Metis Project 1

For our first project here at Metis, we were asked to respond to an informal RFP from a fictitious non-profit of the name Women Tech Women Yes, which solicited analytics advice to guide the placement of their promotional street teams in advance of their annual fundraising gala. As street teams would be placed at the entrances of subway stations to collect email addresses in exchange for free tickets to the gala, they suggested using the freely-available MTA data to determine which subway stations might be the most beneficial to target. The stated interest was in collecting as many signatures as possible from “…those who will attend the gala and contribute to our cause.” No specific date for the gala was given, though they mentioned it would be in early summer.

Approach

Given a designation of “early summer” for the time of the gala, we decided to analyze turnstile data for the five weeks spanning the month of May in 2016, given that this would be the prime promotional period for an event in June or July.

Our potential client stated that they were looking not only for enthusiastic attendees, but for those who might have the resources and the inclination to donate to the cause. This being the case, we decided to determine the busiest stations in proximity to 50 prominent NYC tech companies and 10 universities, and recommend that these be targeted for promotional efforts. Our list of companies was determined largely by finding the largest employers in the sector, and the list of colleges by prestige.

We decided to use the total traffic per station over the duration of the dataset to rank the busiest stations, as opposed to doing any timeseries analysis and breaking it down per day or per time of day. Surely some insights could be gained by this approach, but the assumption was that we wouldn’t get any great surprises by looking at slices, and that after work would be the best time to catch people regardless. We also found it a better use of time to focus on determining station proximity to relevant businesses and colleges.

To that end, we employed the Google Maps API to pinpoint the exact location (latitude and longitude) of all MTA stations, businesses, and colleges. We then gave each station a weight based on its proximity to these businesses and companies, and used that weight along with its total traffic to determine the overall relevance score of that station. Finally, we ranked stations by their relevance, and the top stations on this list were the ones we recommended to the client as the best to cover with their street teams.

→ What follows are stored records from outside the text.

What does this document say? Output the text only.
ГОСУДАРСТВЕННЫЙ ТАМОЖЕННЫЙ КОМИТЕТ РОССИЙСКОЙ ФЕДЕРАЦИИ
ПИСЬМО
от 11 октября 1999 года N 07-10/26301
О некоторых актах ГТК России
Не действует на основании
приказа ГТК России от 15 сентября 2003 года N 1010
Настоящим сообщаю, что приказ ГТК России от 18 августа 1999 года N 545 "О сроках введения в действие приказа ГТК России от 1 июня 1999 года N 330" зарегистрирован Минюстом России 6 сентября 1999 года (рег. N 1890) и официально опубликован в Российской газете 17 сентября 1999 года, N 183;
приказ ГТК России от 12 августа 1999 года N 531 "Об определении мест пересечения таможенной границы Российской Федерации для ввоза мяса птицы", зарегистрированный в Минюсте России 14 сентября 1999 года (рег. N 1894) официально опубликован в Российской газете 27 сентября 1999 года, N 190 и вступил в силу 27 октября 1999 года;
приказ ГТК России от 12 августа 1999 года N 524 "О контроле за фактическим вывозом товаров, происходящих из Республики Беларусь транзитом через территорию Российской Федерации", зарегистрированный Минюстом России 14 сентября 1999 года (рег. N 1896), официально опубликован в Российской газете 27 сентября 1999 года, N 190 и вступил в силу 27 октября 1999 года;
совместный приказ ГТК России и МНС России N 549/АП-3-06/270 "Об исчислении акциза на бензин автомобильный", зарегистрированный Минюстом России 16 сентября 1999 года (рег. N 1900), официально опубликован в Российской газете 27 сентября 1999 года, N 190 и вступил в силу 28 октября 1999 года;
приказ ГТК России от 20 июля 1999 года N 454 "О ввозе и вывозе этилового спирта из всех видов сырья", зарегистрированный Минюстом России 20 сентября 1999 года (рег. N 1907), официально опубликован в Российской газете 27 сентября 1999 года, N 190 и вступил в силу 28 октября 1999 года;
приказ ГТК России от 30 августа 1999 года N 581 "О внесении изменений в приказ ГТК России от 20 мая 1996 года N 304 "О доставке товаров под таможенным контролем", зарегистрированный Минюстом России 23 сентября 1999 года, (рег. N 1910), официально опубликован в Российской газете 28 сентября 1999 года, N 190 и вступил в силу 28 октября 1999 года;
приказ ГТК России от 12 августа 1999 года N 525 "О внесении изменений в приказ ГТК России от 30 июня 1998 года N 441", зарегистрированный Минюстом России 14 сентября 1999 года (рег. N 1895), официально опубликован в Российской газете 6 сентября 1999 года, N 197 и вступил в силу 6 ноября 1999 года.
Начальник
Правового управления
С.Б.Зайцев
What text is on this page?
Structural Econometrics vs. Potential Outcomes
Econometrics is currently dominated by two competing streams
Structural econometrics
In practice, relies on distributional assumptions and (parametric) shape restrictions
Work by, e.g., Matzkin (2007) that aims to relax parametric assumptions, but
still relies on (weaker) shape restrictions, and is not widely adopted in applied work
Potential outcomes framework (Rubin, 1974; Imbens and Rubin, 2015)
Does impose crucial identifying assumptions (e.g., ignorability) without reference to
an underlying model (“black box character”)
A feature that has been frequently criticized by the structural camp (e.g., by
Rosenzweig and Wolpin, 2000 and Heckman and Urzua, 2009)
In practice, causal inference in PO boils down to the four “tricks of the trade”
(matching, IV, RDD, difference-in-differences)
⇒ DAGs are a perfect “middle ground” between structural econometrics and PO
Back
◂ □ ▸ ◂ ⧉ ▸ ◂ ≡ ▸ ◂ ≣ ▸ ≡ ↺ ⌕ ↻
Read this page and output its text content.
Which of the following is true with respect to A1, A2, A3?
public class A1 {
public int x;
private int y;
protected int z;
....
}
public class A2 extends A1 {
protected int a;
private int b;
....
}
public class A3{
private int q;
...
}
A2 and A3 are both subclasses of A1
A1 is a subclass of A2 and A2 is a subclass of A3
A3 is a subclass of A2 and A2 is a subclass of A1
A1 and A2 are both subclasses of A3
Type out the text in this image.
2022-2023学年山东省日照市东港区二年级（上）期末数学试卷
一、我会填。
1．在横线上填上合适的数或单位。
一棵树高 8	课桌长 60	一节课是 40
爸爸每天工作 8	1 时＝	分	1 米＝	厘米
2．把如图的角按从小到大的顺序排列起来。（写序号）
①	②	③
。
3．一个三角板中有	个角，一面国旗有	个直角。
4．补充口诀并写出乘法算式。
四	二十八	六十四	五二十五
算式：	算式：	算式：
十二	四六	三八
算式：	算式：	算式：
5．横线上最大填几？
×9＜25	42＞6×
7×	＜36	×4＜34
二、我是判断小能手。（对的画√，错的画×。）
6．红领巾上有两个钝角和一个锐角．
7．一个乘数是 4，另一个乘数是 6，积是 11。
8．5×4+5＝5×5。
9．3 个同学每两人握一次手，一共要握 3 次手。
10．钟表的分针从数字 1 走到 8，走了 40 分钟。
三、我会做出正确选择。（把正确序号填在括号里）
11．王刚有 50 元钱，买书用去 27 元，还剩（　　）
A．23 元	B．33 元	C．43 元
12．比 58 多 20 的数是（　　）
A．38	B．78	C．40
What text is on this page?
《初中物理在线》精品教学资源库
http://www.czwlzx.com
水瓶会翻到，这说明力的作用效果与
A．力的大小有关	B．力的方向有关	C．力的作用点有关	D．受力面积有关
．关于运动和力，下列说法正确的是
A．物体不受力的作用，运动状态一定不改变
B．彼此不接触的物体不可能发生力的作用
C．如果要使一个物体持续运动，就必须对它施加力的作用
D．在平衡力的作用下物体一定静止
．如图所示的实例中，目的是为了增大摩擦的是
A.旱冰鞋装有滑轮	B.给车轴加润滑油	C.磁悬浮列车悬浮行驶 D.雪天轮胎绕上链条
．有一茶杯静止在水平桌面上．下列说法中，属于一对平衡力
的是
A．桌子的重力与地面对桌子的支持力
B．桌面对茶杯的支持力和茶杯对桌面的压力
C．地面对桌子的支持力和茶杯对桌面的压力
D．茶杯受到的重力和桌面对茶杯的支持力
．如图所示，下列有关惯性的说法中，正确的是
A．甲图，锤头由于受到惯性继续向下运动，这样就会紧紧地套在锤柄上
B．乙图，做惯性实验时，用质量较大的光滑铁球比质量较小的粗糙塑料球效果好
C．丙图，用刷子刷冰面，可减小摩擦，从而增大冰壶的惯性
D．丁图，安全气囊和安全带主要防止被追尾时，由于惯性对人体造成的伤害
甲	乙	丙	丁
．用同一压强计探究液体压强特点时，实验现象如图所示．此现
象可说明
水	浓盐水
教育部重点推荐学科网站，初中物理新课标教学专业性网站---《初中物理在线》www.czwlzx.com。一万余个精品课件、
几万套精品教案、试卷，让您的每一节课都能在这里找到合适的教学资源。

Exploratory Analysis and Cleaning

Though the MTA dataset appeared to be remarkably clean, there were a handful of challenges that had to be addressed before we could arrive at any meaningful calculation of total station traffic. Those I will address here include how best to sort the data, what constitutes a unique station and how exactly to determine that, and how best to filter out invalid traffic measurements.

For reference, here are several sample rows of the raw turnstile data upon loading into pandas:

10 rows of raw data

The period between readings is generally four hours, occuring regularly on the 4s, 8s, and 12s, though there are occasional exceptions.

Unique Stations

STATION does not provide a unique station ID. For example, of all the unique values in the STATION column, only one contains 23 ST, implying that there would only be one 23rd Street station. This is one of the many times where I was thankful for my 14 years of NYC residency, as there are five stations of that name: one for each of the CE, 1, FM, NRW, and 6 trains. We would need to go beyond STATION to find a unique identifier.

Grouping by STATION and then LINE largely took care of this problem. The five 23rd St stations were grouped properly, as were others with redundant street names. Instead of relying only on groupby throughout, we merged STATION and LINE to form another column, UNIQUE_STATION, and then filtered out STATION and LINE in the process, as we did not foresee needing to use them on their own.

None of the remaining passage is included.